The experience has inspired many UVA students to devote far more time and energy to center clients than they probably imagined they would. Siblings Ben and Helen Gaynes, for example, have volunteered at the Fried Center throughout their undergraduate years.
Ben Gaynes said that, as much as he’s learned from the physical therapists on staff at the center who work with the interns, he learned even more from the clients.
“I hadn’t truly interacted with the population of individuals with disabilities before, so I didn’t know what to expect,” Gaynes said. “But they are the best people to work with. They make all of us happy every time we work together and help us learn a lot about ourselves. I don’t think there is a better experience I could have had in college than working at [the center] and it’s something I’ll never forget.”
For their part, the interns are in nearly unanimous agreement that they love the program, working with their clients and being with each other. They’re also sad that it will end when their internships come to a close.

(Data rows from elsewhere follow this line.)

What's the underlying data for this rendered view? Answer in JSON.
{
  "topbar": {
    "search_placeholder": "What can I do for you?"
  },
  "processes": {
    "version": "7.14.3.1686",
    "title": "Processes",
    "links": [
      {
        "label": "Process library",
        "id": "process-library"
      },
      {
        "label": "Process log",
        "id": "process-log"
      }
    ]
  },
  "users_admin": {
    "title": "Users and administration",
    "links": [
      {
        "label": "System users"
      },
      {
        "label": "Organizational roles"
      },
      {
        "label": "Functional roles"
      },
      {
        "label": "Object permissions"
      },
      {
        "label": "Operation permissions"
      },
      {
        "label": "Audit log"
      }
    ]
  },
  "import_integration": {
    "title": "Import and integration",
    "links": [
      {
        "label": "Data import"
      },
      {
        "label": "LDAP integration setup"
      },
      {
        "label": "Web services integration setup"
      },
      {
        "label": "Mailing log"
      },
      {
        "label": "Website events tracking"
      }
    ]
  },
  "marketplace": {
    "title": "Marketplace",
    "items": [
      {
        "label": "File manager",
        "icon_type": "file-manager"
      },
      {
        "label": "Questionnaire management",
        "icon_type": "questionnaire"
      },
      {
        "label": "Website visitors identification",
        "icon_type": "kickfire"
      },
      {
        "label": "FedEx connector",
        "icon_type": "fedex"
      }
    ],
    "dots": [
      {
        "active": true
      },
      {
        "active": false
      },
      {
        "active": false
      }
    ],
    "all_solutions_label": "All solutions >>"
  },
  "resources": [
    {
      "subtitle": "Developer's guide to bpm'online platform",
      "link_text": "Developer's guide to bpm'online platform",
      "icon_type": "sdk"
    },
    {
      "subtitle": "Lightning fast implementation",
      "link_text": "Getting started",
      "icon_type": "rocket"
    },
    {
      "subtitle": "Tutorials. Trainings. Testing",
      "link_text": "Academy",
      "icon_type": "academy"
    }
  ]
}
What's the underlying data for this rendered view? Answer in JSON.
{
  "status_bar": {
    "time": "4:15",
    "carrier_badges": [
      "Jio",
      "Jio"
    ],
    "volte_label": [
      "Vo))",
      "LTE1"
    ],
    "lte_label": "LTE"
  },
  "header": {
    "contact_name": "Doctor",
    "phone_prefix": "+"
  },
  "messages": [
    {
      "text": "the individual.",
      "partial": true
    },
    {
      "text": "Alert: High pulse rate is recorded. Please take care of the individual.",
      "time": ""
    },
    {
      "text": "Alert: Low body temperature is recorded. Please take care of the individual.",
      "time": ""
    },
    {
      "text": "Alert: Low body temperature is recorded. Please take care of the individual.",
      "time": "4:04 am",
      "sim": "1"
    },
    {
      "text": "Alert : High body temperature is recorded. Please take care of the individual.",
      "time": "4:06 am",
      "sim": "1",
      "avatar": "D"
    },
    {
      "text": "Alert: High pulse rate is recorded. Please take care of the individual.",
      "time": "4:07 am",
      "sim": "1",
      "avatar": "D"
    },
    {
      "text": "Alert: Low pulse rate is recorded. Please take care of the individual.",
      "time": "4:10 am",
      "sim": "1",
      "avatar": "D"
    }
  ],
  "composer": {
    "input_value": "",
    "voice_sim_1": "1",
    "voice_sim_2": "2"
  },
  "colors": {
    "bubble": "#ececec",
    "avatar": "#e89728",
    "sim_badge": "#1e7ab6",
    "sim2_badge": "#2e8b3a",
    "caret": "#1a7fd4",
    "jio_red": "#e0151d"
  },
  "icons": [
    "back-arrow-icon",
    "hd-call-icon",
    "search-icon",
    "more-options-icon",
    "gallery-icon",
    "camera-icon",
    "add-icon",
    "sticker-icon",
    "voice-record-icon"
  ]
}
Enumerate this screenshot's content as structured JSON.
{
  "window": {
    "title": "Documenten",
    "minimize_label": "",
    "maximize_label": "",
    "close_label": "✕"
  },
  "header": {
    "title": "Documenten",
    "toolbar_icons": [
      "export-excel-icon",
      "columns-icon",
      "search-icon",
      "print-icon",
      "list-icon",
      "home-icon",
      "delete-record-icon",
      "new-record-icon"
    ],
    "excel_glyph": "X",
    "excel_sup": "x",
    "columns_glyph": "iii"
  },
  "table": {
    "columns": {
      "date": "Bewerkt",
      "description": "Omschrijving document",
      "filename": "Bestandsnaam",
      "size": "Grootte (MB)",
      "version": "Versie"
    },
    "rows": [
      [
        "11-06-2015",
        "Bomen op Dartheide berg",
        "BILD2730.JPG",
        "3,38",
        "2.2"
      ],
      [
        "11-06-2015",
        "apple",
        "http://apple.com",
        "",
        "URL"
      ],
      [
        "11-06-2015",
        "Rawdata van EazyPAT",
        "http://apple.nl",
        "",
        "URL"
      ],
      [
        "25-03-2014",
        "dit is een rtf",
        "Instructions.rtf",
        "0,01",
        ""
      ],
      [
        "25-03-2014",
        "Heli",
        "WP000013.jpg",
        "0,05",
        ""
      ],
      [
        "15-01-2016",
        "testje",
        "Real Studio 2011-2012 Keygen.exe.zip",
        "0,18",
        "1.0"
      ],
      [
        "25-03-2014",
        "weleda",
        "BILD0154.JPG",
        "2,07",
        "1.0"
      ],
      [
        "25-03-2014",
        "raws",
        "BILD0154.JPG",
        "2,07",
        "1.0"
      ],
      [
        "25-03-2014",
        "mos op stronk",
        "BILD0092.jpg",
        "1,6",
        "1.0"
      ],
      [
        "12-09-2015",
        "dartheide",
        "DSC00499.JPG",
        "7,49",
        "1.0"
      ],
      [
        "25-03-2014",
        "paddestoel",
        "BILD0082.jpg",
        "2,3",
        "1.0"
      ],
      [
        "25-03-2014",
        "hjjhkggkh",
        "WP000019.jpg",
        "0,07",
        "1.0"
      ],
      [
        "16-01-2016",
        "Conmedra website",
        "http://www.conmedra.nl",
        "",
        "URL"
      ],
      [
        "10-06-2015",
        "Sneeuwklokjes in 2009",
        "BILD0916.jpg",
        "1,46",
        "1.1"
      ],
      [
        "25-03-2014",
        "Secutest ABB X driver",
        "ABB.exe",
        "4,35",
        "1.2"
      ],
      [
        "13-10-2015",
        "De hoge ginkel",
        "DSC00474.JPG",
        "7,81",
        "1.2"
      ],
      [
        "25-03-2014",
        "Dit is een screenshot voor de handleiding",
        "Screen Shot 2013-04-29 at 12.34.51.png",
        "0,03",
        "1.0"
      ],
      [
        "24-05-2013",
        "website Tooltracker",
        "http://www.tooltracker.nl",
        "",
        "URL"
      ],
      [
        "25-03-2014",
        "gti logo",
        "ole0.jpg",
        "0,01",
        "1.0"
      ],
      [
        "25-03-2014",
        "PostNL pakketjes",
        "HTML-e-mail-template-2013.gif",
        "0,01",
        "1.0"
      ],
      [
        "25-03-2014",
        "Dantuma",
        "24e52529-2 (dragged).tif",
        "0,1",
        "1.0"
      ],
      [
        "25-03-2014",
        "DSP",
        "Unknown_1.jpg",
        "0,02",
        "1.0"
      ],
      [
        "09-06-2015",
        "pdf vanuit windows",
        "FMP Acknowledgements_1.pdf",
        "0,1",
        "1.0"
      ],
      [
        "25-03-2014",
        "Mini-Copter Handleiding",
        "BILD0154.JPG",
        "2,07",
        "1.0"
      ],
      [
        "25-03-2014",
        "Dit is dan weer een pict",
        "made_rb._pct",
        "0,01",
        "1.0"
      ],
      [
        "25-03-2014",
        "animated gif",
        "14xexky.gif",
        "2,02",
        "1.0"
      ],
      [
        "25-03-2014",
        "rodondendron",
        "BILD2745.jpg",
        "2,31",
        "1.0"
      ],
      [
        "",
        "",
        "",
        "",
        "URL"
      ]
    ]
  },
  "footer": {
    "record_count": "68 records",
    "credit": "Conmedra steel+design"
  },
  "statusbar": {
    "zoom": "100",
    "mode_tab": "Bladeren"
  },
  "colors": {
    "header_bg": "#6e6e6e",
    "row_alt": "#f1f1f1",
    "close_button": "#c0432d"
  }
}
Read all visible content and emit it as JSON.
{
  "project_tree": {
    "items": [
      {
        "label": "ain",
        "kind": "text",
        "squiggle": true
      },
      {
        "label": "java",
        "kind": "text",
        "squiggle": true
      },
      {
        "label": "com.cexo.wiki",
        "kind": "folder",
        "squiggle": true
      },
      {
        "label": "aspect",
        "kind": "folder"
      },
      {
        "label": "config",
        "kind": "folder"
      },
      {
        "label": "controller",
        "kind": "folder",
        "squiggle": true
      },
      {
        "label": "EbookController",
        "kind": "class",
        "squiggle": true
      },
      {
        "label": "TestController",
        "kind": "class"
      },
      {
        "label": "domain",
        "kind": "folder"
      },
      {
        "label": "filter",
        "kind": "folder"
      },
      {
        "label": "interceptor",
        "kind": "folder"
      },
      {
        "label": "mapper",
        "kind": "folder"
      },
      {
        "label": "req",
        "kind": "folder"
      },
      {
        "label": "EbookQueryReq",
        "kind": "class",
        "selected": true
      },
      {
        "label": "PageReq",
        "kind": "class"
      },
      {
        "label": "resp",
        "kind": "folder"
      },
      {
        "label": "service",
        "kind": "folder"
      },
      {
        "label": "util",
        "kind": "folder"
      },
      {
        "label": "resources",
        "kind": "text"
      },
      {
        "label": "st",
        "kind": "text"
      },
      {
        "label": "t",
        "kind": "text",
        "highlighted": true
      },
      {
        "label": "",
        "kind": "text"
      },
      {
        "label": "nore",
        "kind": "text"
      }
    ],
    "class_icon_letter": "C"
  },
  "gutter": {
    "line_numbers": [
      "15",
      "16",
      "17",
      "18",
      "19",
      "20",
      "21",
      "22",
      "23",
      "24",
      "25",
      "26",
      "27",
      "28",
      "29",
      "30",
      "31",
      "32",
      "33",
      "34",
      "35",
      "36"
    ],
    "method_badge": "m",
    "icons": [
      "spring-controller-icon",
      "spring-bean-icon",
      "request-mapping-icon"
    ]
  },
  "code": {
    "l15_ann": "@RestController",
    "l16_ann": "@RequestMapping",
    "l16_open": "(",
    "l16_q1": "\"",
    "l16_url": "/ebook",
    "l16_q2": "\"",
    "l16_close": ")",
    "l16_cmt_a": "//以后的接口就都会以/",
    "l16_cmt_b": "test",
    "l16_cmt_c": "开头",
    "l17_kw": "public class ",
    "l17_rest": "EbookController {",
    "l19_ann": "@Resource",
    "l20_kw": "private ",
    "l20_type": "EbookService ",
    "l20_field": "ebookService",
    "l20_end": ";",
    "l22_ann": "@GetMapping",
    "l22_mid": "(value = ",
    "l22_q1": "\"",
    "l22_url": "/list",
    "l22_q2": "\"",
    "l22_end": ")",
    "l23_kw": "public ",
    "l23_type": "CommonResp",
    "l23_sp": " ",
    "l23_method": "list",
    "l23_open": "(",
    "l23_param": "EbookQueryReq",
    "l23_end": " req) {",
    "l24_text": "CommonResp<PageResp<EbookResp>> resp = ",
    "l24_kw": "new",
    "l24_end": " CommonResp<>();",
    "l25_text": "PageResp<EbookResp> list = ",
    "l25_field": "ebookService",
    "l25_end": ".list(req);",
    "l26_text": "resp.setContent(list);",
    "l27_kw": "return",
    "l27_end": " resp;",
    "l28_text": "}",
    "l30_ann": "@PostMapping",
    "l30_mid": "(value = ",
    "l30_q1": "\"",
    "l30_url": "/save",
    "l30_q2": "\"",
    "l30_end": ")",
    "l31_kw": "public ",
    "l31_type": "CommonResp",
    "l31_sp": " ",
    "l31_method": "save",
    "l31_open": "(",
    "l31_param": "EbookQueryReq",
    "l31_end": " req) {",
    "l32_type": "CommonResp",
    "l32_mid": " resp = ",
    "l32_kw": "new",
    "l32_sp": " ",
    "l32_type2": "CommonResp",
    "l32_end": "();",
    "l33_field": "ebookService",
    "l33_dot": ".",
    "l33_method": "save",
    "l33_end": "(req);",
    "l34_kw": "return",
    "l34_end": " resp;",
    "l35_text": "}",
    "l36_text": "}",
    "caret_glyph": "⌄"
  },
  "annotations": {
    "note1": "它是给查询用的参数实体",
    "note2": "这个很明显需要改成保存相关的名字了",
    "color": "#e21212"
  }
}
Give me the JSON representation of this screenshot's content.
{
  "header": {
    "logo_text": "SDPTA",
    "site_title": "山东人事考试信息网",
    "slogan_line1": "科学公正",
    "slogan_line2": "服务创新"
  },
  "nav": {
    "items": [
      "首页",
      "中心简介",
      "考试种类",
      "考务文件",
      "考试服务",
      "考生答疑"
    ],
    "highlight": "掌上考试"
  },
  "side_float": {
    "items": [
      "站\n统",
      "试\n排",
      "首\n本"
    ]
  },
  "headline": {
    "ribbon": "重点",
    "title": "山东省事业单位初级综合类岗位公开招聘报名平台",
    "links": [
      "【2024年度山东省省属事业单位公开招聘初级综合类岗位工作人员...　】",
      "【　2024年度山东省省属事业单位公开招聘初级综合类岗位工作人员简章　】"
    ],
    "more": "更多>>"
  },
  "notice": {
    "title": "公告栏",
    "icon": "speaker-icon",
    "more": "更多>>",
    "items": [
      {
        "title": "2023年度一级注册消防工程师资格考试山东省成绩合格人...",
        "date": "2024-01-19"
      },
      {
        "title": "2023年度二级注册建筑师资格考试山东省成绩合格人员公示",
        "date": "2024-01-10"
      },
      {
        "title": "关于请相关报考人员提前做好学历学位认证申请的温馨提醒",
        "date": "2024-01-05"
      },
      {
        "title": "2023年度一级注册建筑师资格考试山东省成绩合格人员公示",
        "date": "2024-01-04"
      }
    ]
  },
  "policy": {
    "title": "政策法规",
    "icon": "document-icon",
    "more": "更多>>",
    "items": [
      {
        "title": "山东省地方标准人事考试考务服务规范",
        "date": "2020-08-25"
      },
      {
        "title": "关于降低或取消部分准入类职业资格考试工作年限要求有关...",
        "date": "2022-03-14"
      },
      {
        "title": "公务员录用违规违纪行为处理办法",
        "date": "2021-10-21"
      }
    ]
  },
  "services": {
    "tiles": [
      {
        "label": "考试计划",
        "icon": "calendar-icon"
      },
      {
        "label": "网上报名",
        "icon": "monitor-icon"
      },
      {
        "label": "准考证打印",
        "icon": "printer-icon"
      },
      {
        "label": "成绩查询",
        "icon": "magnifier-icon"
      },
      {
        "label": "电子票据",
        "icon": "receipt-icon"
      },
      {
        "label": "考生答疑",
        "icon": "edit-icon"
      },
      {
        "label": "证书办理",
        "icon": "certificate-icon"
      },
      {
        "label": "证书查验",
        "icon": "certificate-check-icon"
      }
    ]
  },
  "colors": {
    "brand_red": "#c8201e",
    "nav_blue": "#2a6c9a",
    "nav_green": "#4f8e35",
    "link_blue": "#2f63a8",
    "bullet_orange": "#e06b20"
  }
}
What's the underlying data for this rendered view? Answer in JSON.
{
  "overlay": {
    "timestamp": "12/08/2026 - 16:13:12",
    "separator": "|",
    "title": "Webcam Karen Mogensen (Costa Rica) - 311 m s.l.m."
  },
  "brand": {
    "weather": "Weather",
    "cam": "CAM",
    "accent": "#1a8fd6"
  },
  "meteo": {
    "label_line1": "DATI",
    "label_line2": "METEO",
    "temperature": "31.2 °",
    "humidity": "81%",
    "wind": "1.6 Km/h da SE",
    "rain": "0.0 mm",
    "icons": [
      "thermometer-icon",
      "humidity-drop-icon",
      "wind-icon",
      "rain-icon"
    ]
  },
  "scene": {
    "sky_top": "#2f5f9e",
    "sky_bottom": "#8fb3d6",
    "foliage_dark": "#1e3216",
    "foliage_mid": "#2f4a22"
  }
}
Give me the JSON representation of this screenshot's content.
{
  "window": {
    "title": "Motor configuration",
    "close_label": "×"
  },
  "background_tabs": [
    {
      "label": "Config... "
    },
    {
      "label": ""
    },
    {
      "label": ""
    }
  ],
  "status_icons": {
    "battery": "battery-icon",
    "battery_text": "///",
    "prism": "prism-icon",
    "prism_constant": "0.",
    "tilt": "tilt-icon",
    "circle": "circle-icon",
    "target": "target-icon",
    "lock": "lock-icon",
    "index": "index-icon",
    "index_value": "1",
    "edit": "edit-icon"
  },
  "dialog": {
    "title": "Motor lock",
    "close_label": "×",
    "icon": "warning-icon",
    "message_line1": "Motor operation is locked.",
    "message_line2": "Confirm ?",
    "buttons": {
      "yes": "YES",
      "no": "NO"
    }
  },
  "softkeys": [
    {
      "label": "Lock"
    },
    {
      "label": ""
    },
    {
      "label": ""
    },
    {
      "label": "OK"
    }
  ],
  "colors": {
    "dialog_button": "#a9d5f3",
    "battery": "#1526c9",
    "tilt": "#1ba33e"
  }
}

“I feel very grateful that we have this opportunity,” Fuentes said. “We can measure their progress over time and we get to see the difference. I feel like the other interns are my friends and so are the [coworkers].”
“It’s going to be sad to leave because we won’t have the opportunity to spend this much time with our clients, again,” Glatt said. “It’s great seeing how independent they are, how friendly.”
Unlike corporate-run or commercial physical therapy outlets, there is no set time frame for an appointment. If more than 20 minutes is needed to help the client, more than 20 minutes is taken.
“If we need an hour or three hours with someone one day, we can do that,” said Strick, who worked in traditional physical therapy centers before coming back to the center. “You can see the impacts on the client and see the long-term benefits.”
While the interns are unlikely to find jobs where they can spend as much time with their clients, they agree that working with the Innisfree residents provides a rare opportunity to see how important their occupations can be for individuals, especially those with challenges.
“They are an underserved population and we have had the opportunity to see how well they respond,” intern Liz Wombacher said. “That puts us ahead of the rest of the world in understanding. When we leave and get jobs elsewhere, we need to spread that knowledge. It’s up to us to catch the rest of the world up. We may be the ones to make a change.”